Leur recette: de la funk enrichie de quelques notes d'afrobeat, de soul, de blues, de consonances latino, avec, même, une touche vaudoue.

De cette renaissance, ils ont fait un disque, le «Cotonou Club», sorti en 2011, sur lequel figurent la star béninoise Angélique Kidjo et deux musiciens du groupe de rock écossais Franz Ferdinand.

Soudeur, pêcheur, tenancier de bar

Au Bénin, en attendant une prochaine tournée, chacun des membres du groupe a retrouvé ses activités: pêcheur dans le village lacustre de Ganvié, soudeur, vendeur d'antennes paraboliques, ou tenancier de bar.Et deux ou trois fois par semaine, tirés à quatre épingles dans leurs ensembles en pagne colorés et amidonnés, ils répètent, sous un toit de tôle, dans le jardin de la maison de l'un d'eux.

Le chanteur Vincent Aéhéhinnou, un des membres historiques du groupe, a encore les yeux qui brillent en évoquant le succès des débuts, quand un de leur premiers morceaux, Gbeti Madjro, est devenu un succès en 1968.

Le groupe, qui jouait tous les week-ends au club Zénith de Cotonou, enregistrait au rythme effréné d'un ou deux albums par semaine, et se produisait dans toutes les grandes villes ouest-africaines.

Fela Kuti, le père de l'afrobeat, devenu un de leurs amis, les avait même conviés au «Shrine», sa légendaire salle de concert de Lagos.

Quand les clubs de Cotonou se mettent à fermer avec l'instauration du régime marxiste-léniniste du général Mathieu Kérékou, en 1975, les musiciens jouent de moins en moins.

En 1982, une tournée en Libye porte un coup fatal à leur carrière: les autorités, persuadées que le Polyrythmo transporte des substances illicites dans ses instruments, les détruit un à un. Le groupe rentre dépité à Cotonou et sombre peu à peu dans l'oubli.

Un rêve devenu réalité

Jusqu'à ce que la journaliste française Elodie Maillot tombe sur un de leurs vieux vinyles dans les rayons de Radio France, à Paris, en préparant un voyage au Bénin en 2007.

En arrivant à Cotonou, «j'ai vite fait le tour des quelques cabarets qui restaient (...) et quand je posais des questions sur le Polyrythmo, on me répondait: 'on ne les a plus vus depuis des années... Ils sont probablement morts», raconte-t-elle à l'AFP.
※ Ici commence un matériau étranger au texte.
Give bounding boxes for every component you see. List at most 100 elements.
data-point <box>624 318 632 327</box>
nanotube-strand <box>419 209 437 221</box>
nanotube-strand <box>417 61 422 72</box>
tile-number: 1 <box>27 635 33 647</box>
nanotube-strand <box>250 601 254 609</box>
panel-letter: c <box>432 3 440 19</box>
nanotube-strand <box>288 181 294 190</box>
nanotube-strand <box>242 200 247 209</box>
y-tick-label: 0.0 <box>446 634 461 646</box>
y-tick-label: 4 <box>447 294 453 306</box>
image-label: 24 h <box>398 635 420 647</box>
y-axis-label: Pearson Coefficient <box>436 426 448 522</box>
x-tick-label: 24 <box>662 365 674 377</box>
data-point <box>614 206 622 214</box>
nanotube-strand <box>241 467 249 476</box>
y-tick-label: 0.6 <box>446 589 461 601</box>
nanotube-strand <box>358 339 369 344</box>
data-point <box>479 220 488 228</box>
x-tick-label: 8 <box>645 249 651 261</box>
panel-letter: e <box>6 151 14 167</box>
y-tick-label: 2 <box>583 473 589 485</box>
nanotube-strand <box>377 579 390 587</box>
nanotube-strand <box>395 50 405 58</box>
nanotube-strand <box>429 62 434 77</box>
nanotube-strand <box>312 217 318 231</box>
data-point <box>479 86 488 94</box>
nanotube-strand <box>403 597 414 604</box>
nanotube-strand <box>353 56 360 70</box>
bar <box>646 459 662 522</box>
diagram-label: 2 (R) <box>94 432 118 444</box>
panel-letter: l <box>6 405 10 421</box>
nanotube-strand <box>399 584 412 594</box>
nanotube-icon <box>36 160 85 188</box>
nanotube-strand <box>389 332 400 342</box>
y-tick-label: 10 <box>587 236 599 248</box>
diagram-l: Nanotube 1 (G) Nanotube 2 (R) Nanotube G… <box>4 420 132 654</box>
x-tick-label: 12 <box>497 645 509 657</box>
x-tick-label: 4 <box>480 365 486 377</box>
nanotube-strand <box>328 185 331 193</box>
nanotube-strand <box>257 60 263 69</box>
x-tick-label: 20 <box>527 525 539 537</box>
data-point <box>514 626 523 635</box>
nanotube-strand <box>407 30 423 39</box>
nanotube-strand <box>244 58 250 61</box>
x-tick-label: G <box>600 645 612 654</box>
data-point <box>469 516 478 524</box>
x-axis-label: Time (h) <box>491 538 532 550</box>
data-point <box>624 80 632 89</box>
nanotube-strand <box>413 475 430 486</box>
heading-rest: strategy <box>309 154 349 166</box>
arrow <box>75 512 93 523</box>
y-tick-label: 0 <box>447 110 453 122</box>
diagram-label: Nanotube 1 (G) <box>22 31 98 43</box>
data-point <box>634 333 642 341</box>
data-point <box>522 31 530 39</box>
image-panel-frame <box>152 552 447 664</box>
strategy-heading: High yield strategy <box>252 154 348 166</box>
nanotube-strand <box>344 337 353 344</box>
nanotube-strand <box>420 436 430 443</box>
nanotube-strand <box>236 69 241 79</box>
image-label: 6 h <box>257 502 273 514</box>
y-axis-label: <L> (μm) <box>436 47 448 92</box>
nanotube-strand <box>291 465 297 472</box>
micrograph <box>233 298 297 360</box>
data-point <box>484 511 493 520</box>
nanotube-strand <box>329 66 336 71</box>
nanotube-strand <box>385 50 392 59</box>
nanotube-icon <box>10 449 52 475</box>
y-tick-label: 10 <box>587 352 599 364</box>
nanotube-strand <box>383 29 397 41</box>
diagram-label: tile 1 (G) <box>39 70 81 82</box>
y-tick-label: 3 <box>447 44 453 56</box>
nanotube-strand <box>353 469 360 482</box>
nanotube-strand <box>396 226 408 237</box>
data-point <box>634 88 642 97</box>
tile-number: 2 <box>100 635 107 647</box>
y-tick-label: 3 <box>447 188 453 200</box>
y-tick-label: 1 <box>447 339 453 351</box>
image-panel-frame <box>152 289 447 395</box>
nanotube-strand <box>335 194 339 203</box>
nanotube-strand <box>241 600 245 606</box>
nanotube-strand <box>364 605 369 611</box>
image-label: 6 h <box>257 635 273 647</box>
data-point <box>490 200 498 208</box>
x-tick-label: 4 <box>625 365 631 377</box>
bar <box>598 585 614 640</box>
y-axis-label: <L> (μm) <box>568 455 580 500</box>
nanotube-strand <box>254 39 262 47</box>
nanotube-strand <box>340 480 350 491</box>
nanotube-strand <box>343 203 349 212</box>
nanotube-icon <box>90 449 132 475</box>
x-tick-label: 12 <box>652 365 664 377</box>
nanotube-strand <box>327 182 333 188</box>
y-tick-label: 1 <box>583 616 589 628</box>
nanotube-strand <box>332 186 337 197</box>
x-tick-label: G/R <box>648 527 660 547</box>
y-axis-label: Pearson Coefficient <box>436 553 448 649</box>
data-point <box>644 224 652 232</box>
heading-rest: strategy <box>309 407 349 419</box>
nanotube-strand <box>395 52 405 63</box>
Elle finit par prendre la route d'Abomey: des orchestres locaux doivent s'y produire pour la fête de l'indépendance.

«Et là, vers deux heures du matin, ils montent sur scène et se mettent à jouer Angelina, une chanson dont je suis fan», se souvient-elle.

La sono est épouvantable, mais le groove est là, et les fans déchaînés.

À l'issue d'un entretien à multiples rebondissements, la jeune femme repart à Paris avec un reportage et la promesse de réaliser le rêve du groupe béninois: jouer en France.

Aucun imprésario ne voulant prendre le risque de faire venir un orchestre de onze personnes n'ayant pas joué depuis trente ans, sans passeports ni instruments, la journaliste, volontaire, s'improvise imprésario.

C'est ainsi qu'a commencé la deuxième vie du Polyrythmo, qui a débarqué à Paris pour la toute première fois en 2009, au festival de jazz de la Villette.

«C'était pas croyable, un rêve qui devenait réalité», se souvient Vincent Aéhéhinnou.